La plupart du temps, ce que l’on appelle la critique d’art ressemble à un test de qualité d’un produit. Les oeuvres sont examinées, testées, jugées. C’est particulièrement frappant dans la presse qui se dit spécialisée en jeu vidéo. Dans ce qui précisément s’appelle un « test », chaque aspect du jeu (les graphismes, le son, la jouabilité, etc.) se voit attribuer une note chiffrée. Et c’est exactement la même chose pour la critique des autres arts (cinéma, musique, etc.), bien qu’elle se présente sous des airs plus « intellectuels » (pédants ?). La preuve en est le système même de la critique : un film sort, alors il faut en parler et en faire un compte-rendu. Et, forcément, si le film n’a pas passionné, il faut bien trouver quelque chose à écrire pour vendre et donc on se permet de s’instaurer en juge illégitime et de lancer des grands « le film est trop ceci », « le film n’est pas assez cela ».

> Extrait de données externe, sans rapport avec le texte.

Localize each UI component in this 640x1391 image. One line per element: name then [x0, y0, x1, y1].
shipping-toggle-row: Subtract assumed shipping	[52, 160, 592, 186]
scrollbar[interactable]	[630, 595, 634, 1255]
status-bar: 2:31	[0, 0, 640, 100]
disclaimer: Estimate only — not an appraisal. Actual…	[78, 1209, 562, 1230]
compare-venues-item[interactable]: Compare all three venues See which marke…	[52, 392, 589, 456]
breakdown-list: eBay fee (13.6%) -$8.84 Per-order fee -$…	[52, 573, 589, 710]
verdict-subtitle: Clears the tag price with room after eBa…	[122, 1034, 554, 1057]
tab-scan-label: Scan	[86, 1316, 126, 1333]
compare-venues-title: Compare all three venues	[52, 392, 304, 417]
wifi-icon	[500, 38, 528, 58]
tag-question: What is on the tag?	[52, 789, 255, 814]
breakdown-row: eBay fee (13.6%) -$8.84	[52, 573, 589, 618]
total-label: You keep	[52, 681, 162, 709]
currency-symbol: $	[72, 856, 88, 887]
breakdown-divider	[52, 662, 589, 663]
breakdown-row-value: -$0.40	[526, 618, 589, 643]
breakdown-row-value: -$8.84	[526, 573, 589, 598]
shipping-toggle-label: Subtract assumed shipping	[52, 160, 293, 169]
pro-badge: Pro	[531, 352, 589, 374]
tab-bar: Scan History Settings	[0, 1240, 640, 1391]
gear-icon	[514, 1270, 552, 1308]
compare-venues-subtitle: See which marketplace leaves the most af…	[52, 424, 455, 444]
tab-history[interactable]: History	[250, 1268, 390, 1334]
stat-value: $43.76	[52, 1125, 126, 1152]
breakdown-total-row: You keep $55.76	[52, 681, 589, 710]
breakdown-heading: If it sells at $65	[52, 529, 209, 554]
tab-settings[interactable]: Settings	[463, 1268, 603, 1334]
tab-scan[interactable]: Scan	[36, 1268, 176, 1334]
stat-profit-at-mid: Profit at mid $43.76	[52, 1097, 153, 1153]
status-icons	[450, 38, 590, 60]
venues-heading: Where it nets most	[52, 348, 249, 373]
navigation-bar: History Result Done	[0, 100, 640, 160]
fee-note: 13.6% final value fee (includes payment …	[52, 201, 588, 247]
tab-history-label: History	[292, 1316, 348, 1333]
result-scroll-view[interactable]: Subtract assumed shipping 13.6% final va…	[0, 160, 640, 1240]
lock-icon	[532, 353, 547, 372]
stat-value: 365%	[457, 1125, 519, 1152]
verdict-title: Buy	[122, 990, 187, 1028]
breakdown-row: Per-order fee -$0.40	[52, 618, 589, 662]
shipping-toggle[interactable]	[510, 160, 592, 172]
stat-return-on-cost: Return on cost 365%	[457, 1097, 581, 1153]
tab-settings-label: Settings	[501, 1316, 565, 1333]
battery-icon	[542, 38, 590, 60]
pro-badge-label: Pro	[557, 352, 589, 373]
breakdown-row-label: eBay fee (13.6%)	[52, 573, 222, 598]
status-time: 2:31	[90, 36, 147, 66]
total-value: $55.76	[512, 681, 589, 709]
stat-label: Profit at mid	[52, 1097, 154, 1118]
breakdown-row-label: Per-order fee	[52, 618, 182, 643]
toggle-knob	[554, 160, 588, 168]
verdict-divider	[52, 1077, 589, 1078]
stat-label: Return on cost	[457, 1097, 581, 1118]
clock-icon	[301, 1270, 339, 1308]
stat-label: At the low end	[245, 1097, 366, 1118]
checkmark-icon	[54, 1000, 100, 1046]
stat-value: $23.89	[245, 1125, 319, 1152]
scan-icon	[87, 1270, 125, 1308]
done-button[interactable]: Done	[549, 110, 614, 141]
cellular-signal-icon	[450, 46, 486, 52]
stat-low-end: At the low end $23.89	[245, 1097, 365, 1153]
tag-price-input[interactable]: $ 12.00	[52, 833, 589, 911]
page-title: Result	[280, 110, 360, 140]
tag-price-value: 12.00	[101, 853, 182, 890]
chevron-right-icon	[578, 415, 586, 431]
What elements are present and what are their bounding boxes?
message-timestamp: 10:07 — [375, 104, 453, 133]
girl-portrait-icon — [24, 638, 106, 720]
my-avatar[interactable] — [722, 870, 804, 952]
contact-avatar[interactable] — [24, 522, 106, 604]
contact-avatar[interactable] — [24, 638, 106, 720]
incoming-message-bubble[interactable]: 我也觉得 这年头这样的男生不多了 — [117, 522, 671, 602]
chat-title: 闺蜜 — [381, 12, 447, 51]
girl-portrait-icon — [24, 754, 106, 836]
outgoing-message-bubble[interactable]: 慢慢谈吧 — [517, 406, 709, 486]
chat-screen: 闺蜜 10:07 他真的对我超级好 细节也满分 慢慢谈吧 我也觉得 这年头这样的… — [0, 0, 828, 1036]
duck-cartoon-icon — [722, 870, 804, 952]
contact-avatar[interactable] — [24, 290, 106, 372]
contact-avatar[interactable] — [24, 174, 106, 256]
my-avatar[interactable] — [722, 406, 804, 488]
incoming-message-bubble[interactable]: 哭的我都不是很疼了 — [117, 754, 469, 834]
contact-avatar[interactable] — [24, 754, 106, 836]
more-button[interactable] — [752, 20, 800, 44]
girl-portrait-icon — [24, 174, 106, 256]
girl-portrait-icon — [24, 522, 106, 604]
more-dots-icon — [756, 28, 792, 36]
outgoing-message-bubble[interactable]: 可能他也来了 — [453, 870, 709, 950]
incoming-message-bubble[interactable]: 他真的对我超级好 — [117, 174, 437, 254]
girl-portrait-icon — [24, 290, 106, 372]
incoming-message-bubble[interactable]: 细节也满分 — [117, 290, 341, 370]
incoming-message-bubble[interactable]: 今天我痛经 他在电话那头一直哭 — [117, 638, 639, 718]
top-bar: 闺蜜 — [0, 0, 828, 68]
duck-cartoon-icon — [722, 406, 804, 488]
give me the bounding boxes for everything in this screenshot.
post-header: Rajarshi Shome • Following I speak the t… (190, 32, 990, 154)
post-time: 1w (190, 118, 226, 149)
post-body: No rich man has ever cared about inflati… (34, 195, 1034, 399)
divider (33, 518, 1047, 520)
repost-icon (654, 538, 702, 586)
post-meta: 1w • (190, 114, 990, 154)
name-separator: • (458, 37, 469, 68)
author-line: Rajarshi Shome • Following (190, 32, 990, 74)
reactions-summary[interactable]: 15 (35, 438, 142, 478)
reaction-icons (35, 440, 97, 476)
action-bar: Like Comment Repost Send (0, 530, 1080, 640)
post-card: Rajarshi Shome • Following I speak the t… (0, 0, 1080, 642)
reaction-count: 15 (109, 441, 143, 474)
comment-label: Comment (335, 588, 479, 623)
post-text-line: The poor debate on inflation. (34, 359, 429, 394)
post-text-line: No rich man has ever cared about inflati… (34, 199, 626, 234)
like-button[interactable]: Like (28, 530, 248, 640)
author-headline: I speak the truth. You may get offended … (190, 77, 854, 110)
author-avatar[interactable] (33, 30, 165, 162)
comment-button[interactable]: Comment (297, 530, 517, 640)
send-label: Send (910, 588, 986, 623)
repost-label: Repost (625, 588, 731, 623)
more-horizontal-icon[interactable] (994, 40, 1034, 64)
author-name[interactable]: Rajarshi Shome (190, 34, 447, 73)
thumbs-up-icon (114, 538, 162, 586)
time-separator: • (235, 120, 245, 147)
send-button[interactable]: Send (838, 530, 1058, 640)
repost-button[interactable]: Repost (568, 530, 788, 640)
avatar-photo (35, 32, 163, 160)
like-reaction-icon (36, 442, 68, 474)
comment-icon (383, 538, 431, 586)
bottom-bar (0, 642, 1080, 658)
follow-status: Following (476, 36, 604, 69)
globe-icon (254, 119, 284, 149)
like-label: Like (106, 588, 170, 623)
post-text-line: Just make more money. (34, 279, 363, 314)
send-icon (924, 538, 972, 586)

Sommes-nous alors condamnés à ne pas pouvoir parler des oeuvres d’art et à devoir se limiter à notre expérience personnelle solitaire ? Non, car en revanche, quand le film a passionné le critique, ce qu’écrit ce dernier devient parfois très intéressant, dès lors qu’il ne s’agit plus d’un test de qualité d’un produit, mais de l’expression de l’amour pour une oeuvre. Cet amour peut être partagé, il doit même être partagé, pour faire découvrir à ceux qui y seront sensibles l’oeuvre qui s’est emparée de nous. Bien plus encore, cet amour est toujours singulier et unique, différent chez chacun, et il enrichit ainsi l’oeuvre d’art qui en est la source.

La critique d’art devient alors elle-même un art, l’art d’écrire des poèmes d’amour en l’honneur des oeuvres qui ravissent notre coeur.